Остальные высокие прожекты — пока в этом же роде, а тем временем донцы-молодцы нас стригут, бреют и кровь отворяют <…>
Наша общественная жизнь Вам известна: все та же мертвечина. Единственное утешение — библиотека, хотя она также мало пользуется вниманием публики, тем не менее, приятно чувствовать, что она превращается в нечто очень приличное».
3091. А. Ф. МАРКСУ
27 апреля 1900 г.
Печатается по автографу (ИРЛИ). Впервые опубликовано: Новые письма, стр. 113–115.
Ответ на письма А. Ф. Маркса от 15 и 21 апреля 1900 г.; Маркс ответил 2 мая (ГБЛ).

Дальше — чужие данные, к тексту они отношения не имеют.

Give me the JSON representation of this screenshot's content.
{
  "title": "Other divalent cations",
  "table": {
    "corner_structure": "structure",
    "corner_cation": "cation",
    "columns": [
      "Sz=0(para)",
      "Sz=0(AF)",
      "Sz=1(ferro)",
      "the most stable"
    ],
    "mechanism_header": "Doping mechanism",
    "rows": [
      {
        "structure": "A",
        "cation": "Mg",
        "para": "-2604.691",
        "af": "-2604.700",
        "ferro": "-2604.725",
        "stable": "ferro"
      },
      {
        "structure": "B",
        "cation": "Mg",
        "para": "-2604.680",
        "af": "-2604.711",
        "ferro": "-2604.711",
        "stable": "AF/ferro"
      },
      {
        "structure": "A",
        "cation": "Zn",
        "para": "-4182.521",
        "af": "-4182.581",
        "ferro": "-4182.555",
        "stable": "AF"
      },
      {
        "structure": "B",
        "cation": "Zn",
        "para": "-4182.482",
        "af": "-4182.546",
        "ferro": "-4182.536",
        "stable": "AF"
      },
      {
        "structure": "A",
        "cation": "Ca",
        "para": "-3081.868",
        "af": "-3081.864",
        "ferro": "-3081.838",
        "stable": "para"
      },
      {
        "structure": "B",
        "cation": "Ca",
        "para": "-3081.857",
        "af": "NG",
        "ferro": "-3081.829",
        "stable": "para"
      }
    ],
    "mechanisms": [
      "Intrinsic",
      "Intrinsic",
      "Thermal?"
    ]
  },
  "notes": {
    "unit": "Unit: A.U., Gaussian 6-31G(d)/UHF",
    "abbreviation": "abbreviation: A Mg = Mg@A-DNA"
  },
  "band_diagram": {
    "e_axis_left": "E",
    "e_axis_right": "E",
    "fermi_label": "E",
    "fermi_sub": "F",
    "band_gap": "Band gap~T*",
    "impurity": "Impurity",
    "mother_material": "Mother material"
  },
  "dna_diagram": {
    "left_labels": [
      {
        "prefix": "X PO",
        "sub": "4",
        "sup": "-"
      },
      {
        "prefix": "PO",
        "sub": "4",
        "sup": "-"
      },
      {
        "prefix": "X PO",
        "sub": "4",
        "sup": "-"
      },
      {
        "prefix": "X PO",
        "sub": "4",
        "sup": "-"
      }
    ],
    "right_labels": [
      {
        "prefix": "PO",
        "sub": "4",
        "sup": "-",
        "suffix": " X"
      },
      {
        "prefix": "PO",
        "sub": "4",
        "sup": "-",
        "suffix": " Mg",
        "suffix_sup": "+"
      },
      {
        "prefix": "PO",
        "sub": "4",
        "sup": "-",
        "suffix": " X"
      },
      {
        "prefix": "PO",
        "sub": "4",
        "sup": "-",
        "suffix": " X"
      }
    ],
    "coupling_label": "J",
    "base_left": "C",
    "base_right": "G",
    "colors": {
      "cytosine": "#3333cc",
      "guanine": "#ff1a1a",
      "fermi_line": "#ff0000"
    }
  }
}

Корректуру я читаю… — В письме от 15 апреля Маркс сообщал Чехову: «Сегодня Вам выслана последняя корректура всего второго тома. Будьте любезны ее возвратить подписанной к печати возможно скорее, после чего типография не замедлит набрать остальную часть 3-го тома и вышлет Вам весь этот том». Предыдущую корректуру второго тома собрания сочинений Чехов переслал в Петербург с В. А. Поссе, который сообщал Чехову 3 апреля 1900 г.: «Был у Маркса. Сам Адольф Федорович принять меня не соблаговолил, заставив прождать около получаса, а поручил переговорить со мной г. Гренбергу (или что-то в этом роде). Я передал этому господину Ваши корректуры и Ваши желания. „Гренберг“ <т. е. Ю. О. Грюнберг> обещал приостановить восхваляющие Вас рекламы, относительно же выпуска Ваших произведений под общим названием „Рассказы“ ответил очень уклончиво: у нас, мол, по этому поводу была уже большая переписка. Он, вероятно, напишет Вам по этому поводу» (ГБЛ).

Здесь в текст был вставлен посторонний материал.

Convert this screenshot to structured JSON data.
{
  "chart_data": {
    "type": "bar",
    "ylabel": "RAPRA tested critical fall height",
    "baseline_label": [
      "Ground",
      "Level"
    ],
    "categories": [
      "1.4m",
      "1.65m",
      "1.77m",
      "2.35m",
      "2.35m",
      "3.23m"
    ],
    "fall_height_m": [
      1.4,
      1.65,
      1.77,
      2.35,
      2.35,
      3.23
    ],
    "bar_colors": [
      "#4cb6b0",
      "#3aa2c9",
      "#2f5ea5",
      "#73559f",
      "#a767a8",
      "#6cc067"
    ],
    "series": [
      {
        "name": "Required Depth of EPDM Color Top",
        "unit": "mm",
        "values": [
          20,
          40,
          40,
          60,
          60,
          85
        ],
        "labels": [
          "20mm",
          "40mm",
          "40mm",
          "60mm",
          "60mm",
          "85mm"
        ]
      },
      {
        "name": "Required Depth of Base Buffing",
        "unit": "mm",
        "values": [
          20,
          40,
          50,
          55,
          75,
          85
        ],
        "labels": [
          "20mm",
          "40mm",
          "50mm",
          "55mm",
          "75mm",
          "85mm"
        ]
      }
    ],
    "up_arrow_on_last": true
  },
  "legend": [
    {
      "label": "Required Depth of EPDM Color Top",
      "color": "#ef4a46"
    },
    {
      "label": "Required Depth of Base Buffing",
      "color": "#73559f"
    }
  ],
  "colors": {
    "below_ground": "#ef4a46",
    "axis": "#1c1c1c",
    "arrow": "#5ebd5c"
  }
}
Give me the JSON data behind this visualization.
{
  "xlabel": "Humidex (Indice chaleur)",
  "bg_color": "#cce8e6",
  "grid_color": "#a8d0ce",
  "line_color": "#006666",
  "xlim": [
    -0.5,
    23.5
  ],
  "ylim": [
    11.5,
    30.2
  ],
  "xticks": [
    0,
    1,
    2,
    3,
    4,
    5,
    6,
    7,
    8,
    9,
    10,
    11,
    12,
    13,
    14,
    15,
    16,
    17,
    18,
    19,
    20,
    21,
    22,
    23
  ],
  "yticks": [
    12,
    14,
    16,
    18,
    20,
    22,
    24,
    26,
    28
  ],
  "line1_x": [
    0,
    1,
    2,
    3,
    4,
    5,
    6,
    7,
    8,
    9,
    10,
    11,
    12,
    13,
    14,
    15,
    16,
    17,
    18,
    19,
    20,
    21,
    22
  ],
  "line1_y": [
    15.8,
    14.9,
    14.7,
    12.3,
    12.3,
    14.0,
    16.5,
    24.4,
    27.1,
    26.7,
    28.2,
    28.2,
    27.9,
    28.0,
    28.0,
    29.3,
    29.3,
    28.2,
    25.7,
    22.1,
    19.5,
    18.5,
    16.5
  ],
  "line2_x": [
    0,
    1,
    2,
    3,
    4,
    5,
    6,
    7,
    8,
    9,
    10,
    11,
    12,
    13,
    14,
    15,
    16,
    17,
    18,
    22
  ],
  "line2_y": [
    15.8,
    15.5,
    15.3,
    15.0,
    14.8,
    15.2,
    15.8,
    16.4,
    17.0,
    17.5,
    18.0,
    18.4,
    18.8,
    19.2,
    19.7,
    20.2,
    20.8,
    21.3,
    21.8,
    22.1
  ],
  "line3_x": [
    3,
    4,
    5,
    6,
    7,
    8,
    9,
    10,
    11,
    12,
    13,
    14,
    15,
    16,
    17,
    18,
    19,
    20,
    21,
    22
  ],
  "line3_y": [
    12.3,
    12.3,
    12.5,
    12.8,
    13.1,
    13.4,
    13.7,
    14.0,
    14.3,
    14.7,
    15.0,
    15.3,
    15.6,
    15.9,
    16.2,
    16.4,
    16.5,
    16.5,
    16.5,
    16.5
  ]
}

…передал ему Ваше приглашение работать в «Ниве»… — В письме от 21 апреля Маркс обратился к Чехову со следующей просьбой: «Мне было бы весьма желательно приобрести для моего журнала сотрудничество М. <ошибка в подлиннике> М. Пешкова (М. Горького). Об этом Р. И. Сементковский, редактор „Нивы“, писал г. Пешкову, но не будете ли Вы любезны оказать нам некоторое содействие? М. М. Пешков находится теперь в Ялте, Вы с ним, насколко мне известно, состоите в дружеских отношениях, и я был бы Вам очень благодарен, если бы при личном с ним свидании Вы замолвили несколько слов в пользу удовлетворения просьбы Р. И. Сементковского и моей.

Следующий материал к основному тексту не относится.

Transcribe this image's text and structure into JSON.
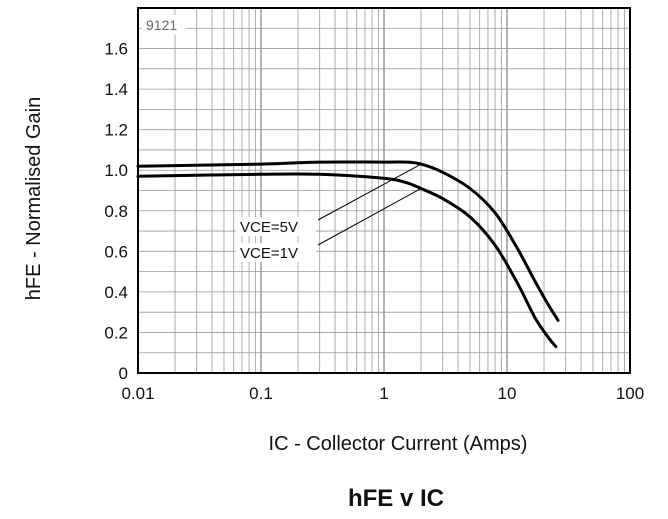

Полагаю, что огромная аудитория, которую „Нива“ доставляет писателю, может и должна служить для него достаточно веским мотивом для помещения своих произведений в этом журнале, который к тому же в рядах своих подписчиков имеет, можно сказать без преувеличения, весь наш средний интеллигентный круг читателей».
…пообещал выслать Вам рассказ… — М. Горький не печатался в «Ниве».
…прошу освободить мои рассказы от таких названий… — Чехов не раз просил Маркса озаглавить отдельные тома своего собрания сочинений одним названием — «Рассказы» (см. примечания к письмам в т. 8 Писем). Однако в письме к Ю. О. Грюнбергу от 1 ноября 1899 г. Чехов сам предложил для второго тома собрания сочинений название «Были и небылицы» (см. т. 8 Писем). По поводу этого названия Маркс писал Чехову 2 мая: «Мне очень досадно возникшее недоразумение по поводу названия „Были и сказки“. Вы, вероятно, припомните, что единственное, что мне казалось желательным, это чем-либо отличать один том от другого, но я вовсе не имел в виду настаивать на сохранении названия „Были и сказки“, которое, напротив, и мне казалось не совсем подходящим, и я Вам не писал об этом потому, что не хотел Вас вновь беспокоить по этому вопросу. Теперь, согласно Вашему желанию, я распорядился, чтобы для всех томов было сохранено общее название „Рассказы“, „Повести и рассказы“ и „Повести“».